I am sure there is every disposition on the part of the House, notwithstanding that decision, to hear my hon. Friend on this question. Now, as it is desirable that the debate should be concluded to-night, I want to point out the position in which we shall stand if you decide in favour of the adjournment. It was intended that on Monday my right hon. Friend the Secretary of State for War should move the Army Estimates, and to allow the Committee on the Prisons Bill to stand over for some short time; but, if the debate be adjourned, it must be taken when Supply comes on, and my right hon. Friend would then be deprived of his opportunity of bringing forward the Estimates; and, in that case, the Prisons Bill would be deferred for an indefinite time. In that case what the Government must do would be to put the Prisons Bill first for Monday, and Supply must stand for later in the evening; and in that case there would be no opportunity of resuming the debate till that point was reached. I do not wish to check the debate if the House desires to proceed, and I believe there is a general disposition to hear my hon. Friend the Member for Canterbury if he will proceed now.


strongly urged the adjournment of the debate, on the ground that there were still a great many hon. Members who desired to address the House.


said, if the House decided against the Adjournment, it was his intention to press his Motion to a division. In favour of the adjournment, he would just mention that not a single shipowner had yet spoken, and he knew that the Members for Hull, Liverpool, and Sunderland intended to do so, if they had an opportunity.


I hope that after the statement of the Chancellor of the Exchequer the hon. Member for Canterbury and his Friends will consider well before they ask the House to adjourn this debate. The effect of the adjournment would be to produce considerable inconvenience to Public Business; and, in the next place, to deprive several hon. Members of the right to bring forward Motions in which they are interested, and which they had a right to expect would come on. There is, for instance, a very important matter which stands for discussion on Friday next. I mean the Motion standing in the name of the hon. Member for South Norfolk (Mr. Clare Read)—a Motion in which a good many hon. Members representing county constituencies on the other side are interested. Now, it appears that one effect of the adjournment might be to prevent the Secretary of State for War from bringing forward the Army Estimates, and besides that the hon. Member for South Norfolk will not be able to bring forward his Motion on County Financial Boards. I am sure that if the hon. Member for Canterbury or any Member connected with the Mercantile Marine desire to speak, the House is prepared to listen to them; but as the issue is not of an extremely practical character, I do not think that the House and Public Business should be inconvenienced by an adjournment.

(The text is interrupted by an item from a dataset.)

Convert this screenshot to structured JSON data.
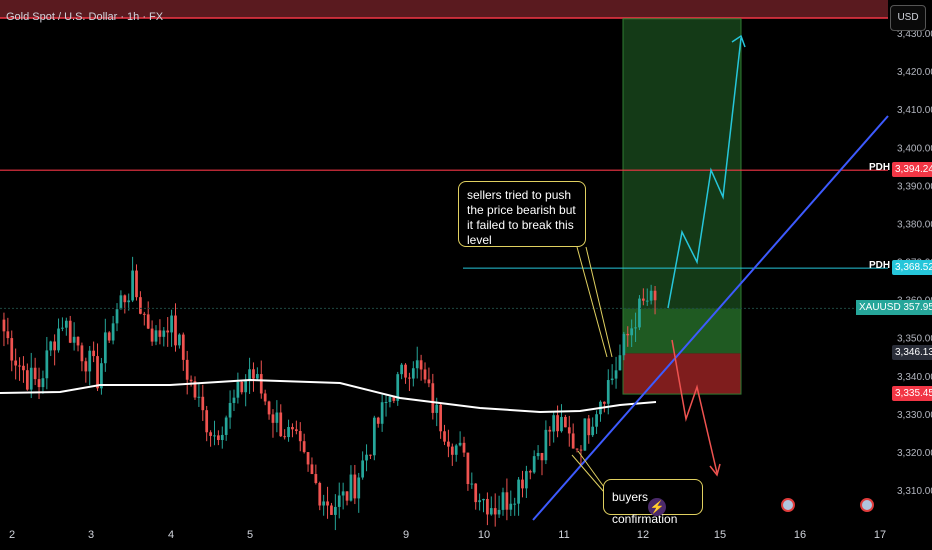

reminded the House that we had tied the hands of France during the Franco-German War by requiring her to adhere to the Declaration of Paris. He trusted that the hon. Member for West Cumberland (Mr. Percy Wyndham) would press his Motion to a division, for the effect of it, if carried, would be greatly to strengthen the hands of France—England's true ally—in the event of another German invasion.

Question put.

The House divided:—Ayes 51; Noes 182: Majority 131.—(Div. List, No. 25.)

Question again proposed, "That Mr. Speaker do now leave the Chair."

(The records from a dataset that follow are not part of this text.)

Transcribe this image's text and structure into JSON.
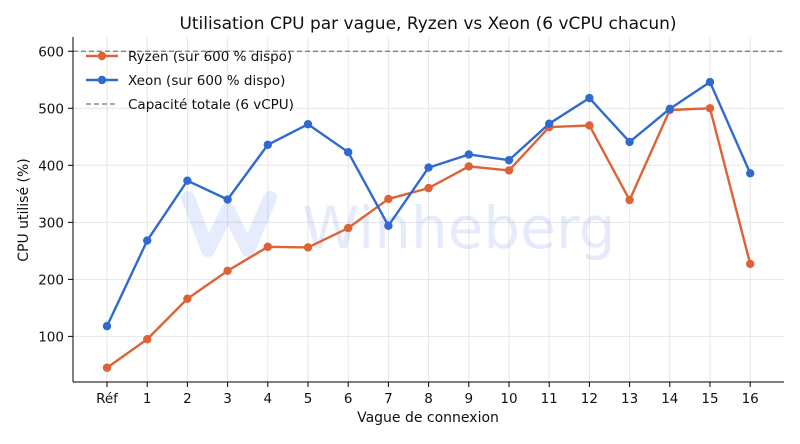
{
  "chart_data": {
    "type": "line",
    "title": "Utilisation CPU par vague, Ryzen vs Xeon (6 vCPU chacun)",
    "xlabel": "Vague de connexion",
    "ylabel": "CPU utilisé (%)",
    "categories": [
      "Réf",
      "1",
      "2",
      "3",
      "4",
      "5",
      "6",
      "7",
      "8",
      "9",
      "10",
      "11",
      "12",
      "13",
      "14",
      "15",
      "16"
    ],
    "y_ticks": [
      100,
      200,
      300,
      400,
      500,
      600
    ],
    "ylim": [
      20,
      625
    ],
    "grid": true,
    "legend_position": "top-left",
    "series": [
      {
        "name": "Ryzen (sur 600 % dispo)",
        "color": "#dd6336",
        "values": [
          45,
          95,
          166,
          215,
          257,
          256,
          290,
          341,
          360,
          398,
          391,
          467,
          470,
          339,
          497,
          500,
          227
        ]
      },
      {
        "name": "Xeon (sur 600 % dispo)",
        "color": "#2f6ad0",
        "values": [
          118,
          268,
          373,
          340,
          436,
          472,
          423,
          294,
          396,
          419,
          409,
          473,
          518,
          441,
          499,
          546,
          386
        ]
      }
    ],
    "reference_line": {
      "name": "Capacité totale (6 vCPU)",
      "value": 600,
      "color": "#777777"
    }
  },
  "watermark": {
    "text": "Winheberg"
  }
}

said, that in order to give the hon. Member for Canterbury an opportunity of' speaking on the question, he begged to move the adjournment of the House.

Motion made, and Question proposed, "That this House do now adjourn."—(Sir H Drummond Wolff.)


said, that as the hon. Member for Canterbury did not appear to wish to avail himself of the opportunity which the Motion of the hon. Member for Christchurch had afforded him of addressing the House, he hoped the hon. Member for Christchurch would withdraw his Motion for the adjournment of the House.

Motion by leave, withdrawn

Question put, "That the words proposed to be left out stand part of the Question."

The House divided:—Ayes 170; Noes 56: Majority 114.—(Div. List, No. 26.)

Main Question proposed, "That Mr. Speaker do now leave the Chair."

Motion, by leave, withdrawn.

Committee deferred till Monday next.